“Este é o meu Filho muito amado, escutai-o”; artigo de Dom Antonio Carlos Rossi Keller

“Este é o meu Filho muito amado, escutai-o”

 

A 1ª Leitura deste 2º Domingo da Quaresma (Gênesis 22,1-2.9.10-13.15-18), nos apresenta Abraão, como um modelo de obediência à vontade de Deus. Depois de completar 75 anos de idade, aguardou mais 25 anos para a realização de uma Promessa, que Deus lhe tinha feito: de que teria um filho, já na velhice. Quando o menino completa 13 anos, Abraão recebe uma ordem de Deus, de que sacrifique seu filho no Monte Moriá. Contra toda a esperança, Abraão decide obedecer a Deus, e este determina que Abraão não sacrifique seus filho, já que o que pretendia era provar a sua fé. Por sua obediência a Deus, Abraão recebe outra Promessa: a de que seria o pai de uma grande nação, tão numerosa “como as estrelas do céu e como as areias da praia do mar”. Muitos séculos mais tarde, junto àquele mesmo monte, Nosso Senhor ofereceu-se na cruz, pela remissão de nossos pecados. Inaugura-se aí o tempo da Igreja, Mãe de numerosas nações e povos espalhados por todo o mundo.

Abraão, com sua fé e sua obediência inquebrantáveis nos ensina a colocar Deus sempre em primeiro lugar em nossas vidas, a tudo sacrificar por amor a Ele. Deus nunca se deixa vencer em generosidade. Se formos generosos, Ele nos dará mais do que podemos imaginar.

Da mesma forma que a Abraão, a Promessa de Deus hoje se cumpre através da Igreja, que deve estender-se por todas as nações da terra. A promessa inclui o cuidado de Deus pela Igreja e por cada um de nós. Neste sentido, ouvimos cheios de alegria e esperança as palavras do Apóstolo São Paulo, na 2ª Leitura de hoje (Romanos 8,31-34): “Se Deus é por nós, quem será contra nós?”.  A única realidade que pode afastar-nos de Deus é o pecado. Neste sentido, a Quaresma nos recorda a necessidade de usarmos todas as armas espirituais que dispomos neste combate sem tréguas contra o mal do pecado.

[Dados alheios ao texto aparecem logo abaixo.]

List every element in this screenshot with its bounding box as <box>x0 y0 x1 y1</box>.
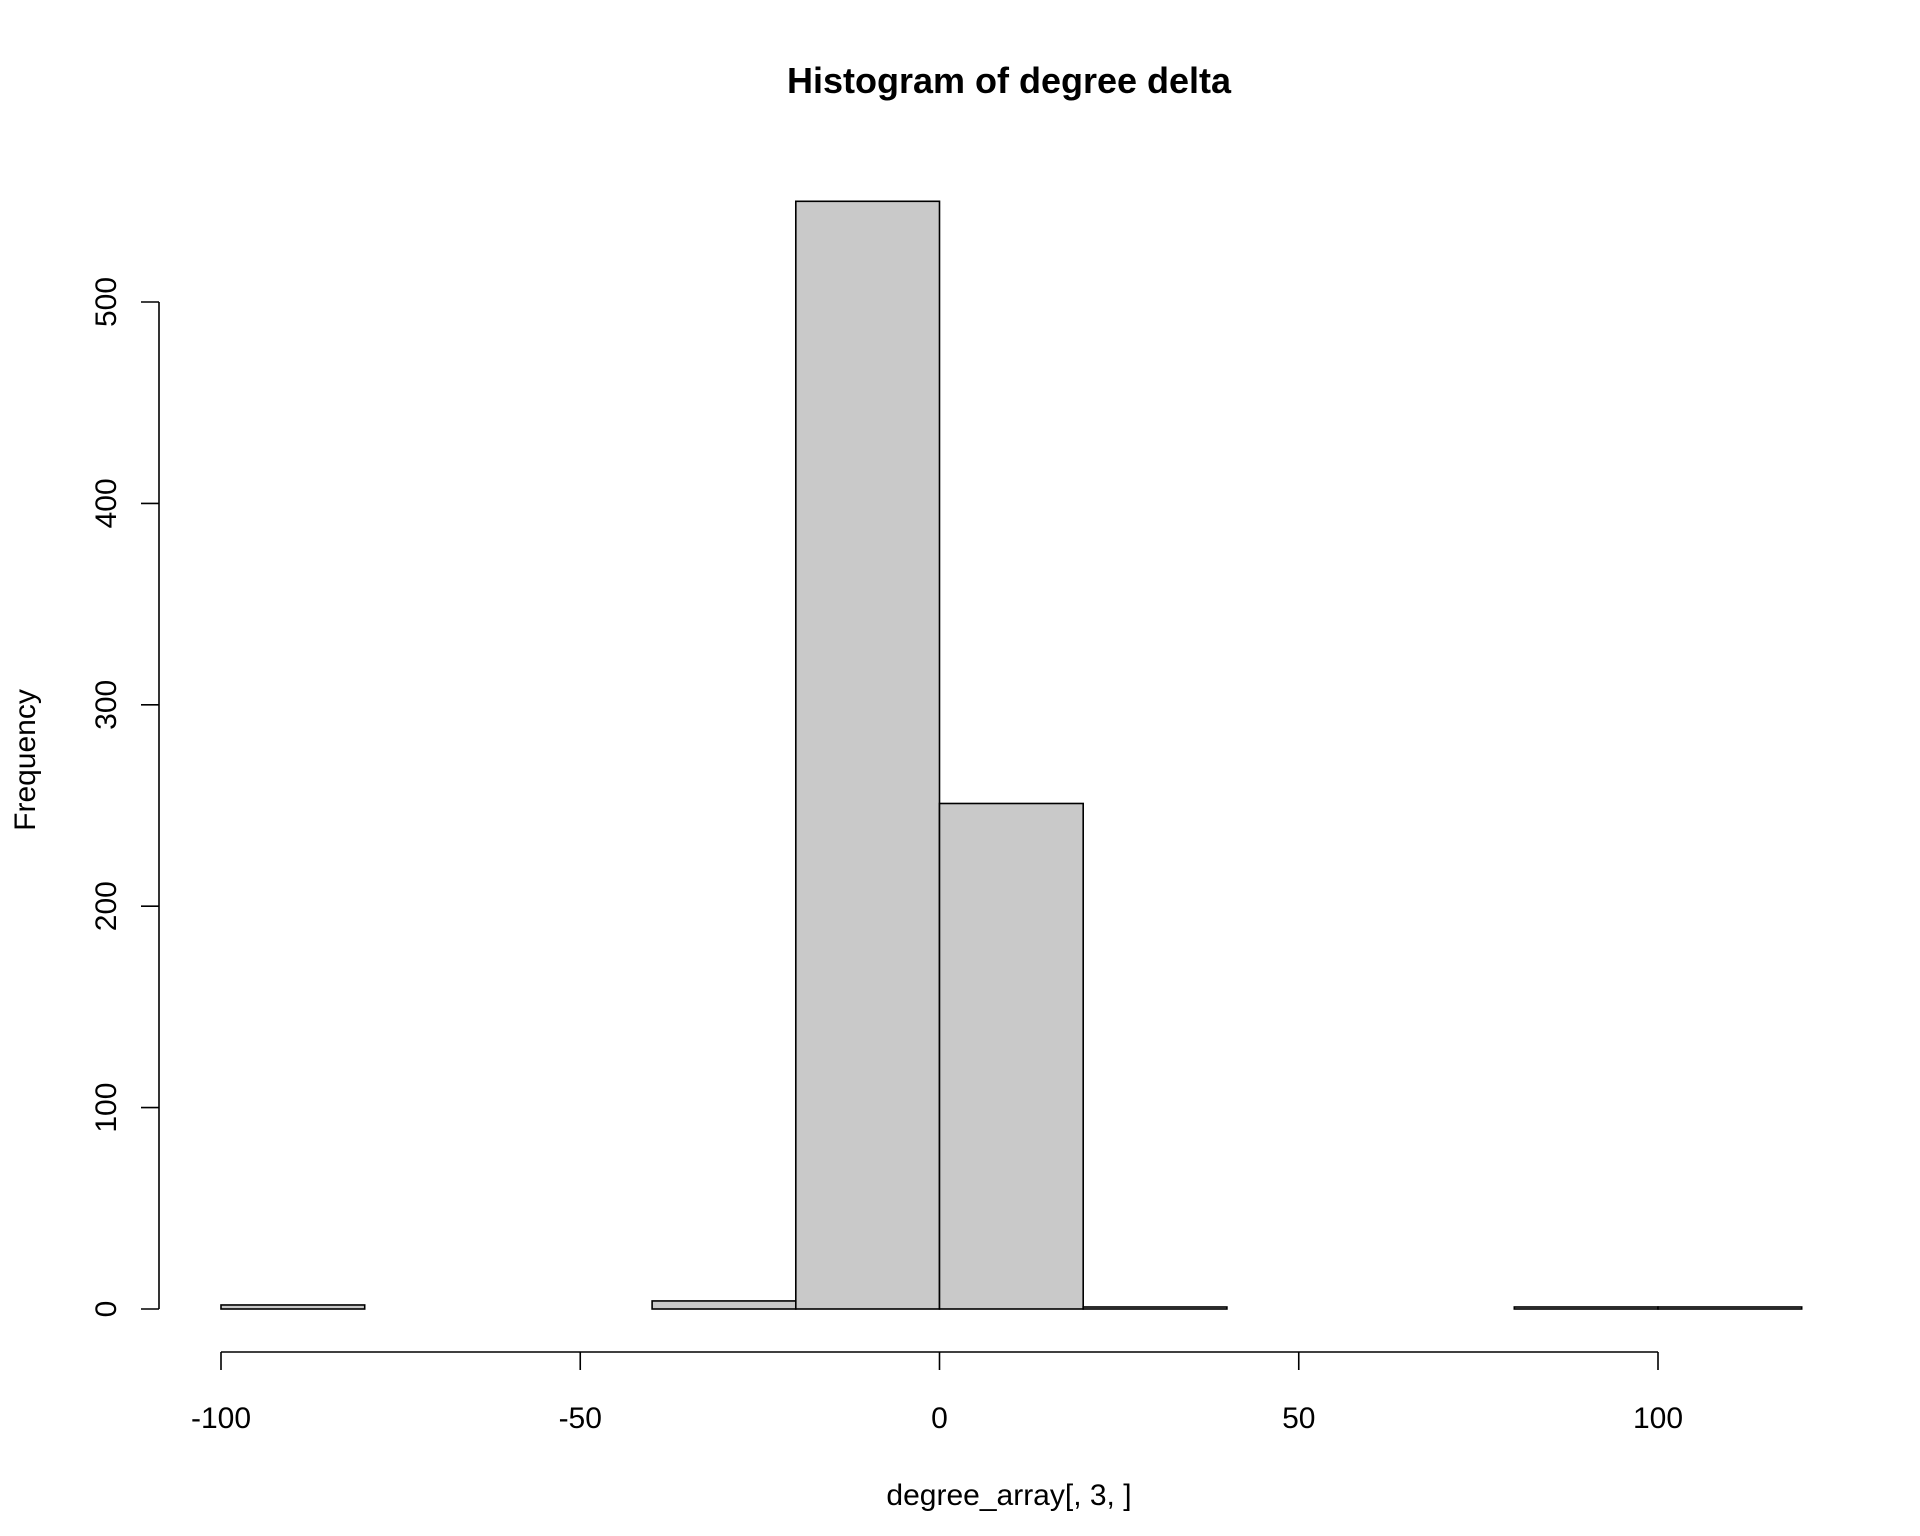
y-axis: 0 100 200 300 400 500 <box>90 277 160 1318</box>
x-tick-label-0: -100 <box>191 1402 251 1435</box>
histogram-bars <box>220 200 1803 1310</box>
histogram-bar-3 <box>651 1300 797 1310</box>
histogram-bar-6 <box>1082 1306 1228 1310</box>
y-tick-label-5: 500 <box>90 277 123 327</box>
y-tick-label-3: 300 <box>90 680 123 730</box>
histogram-bar-5 <box>938 802 1084 1310</box>
chart-title: Histogram of degree delta <box>787 60 1232 101</box>
x-tick-label-1: -50 <box>559 1402 602 1435</box>
y-tick-label-4: 400 <box>90 478 123 528</box>
x-axis-label: degree_array[, 3, ] <box>886 1479 1131 1512</box>
x-axis: -100 -50 0 50 100 <box>191 1351 1683 1435</box>
x-tick-label-4: 100 <box>1633 1402 1683 1435</box>
x-tick-label-3: 50 <box>1282 1402 1315 1435</box>
y-tick-label-2: 200 <box>90 881 123 931</box>
histogram-bar-9 <box>1513 1306 1659 1310</box>
histogram-bar-4 <box>794 200 941 1310</box>
y-tick-label-1: 100 <box>90 1083 123 1133</box>
histogram-bar-0 <box>220 1304 366 1310</box>
x-tick-label-2: 0 <box>931 1402 948 1435</box>
y-axis-label: Frequency <box>9 689 42 831</box>
histogram-bar-10 <box>1657 1306 1803 1310</box>
y-tick-label-0: 0 <box>90 1301 123 1318</box>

No Santo Evangelho deste Domingo (Marcos 9,2-10), somos convidados a escutar o Filho muito amado de Deus, Jesus Cristo Nosso Senhor.

O Senhor transfigura-se diante de alguns de seus discípulos para fortalecê-los na fé, afim de que pudessem enfrentar com coragem os tristes dias da Paixão e da Morte de Jesus. Neste sentido, o testemunho da Lei, representada por Moisés e o dos Profetas, representado por Elias fortalece a fé daqueles pobres homens, frágeis como todos nós o somos.

Há outro aspecto importante a salientar neste Evangelho da Transfiguração: Nosso Senhor revela aos discípulos, no Monte Tabor, a realidade do homem que vive na Graça de Deus. O pecado, ao contrário, desfigura, borra e apaga a imagem de Deus gravada em nós, pela Graça Batismal. Nosso Senhor, mostrando-se transfigurado indica o que Deus deseja para cada um de seus filhos: que pouco a pouco, contando sempre com a Graça de Deus e lutando bravamente contra o mal do pecado, possamos ir adquirindo as feições de Cristo Transfigurado.

A Quaresma, com seu convite à intensificação da vida de oração, ao abandono do pecado, ao jejum e à mortificação corporal, e ao exercício de uma caridade eficaz, que vai ao encontro das necessidades e dificuldades do próximo, é um tempo santo de renovação espiritual e humana, um tempo de autêntica transfiguração: vamos adquirindo, pouco a pouco a mesma identidade de Jesus, Nosso Senhor Transfigurado.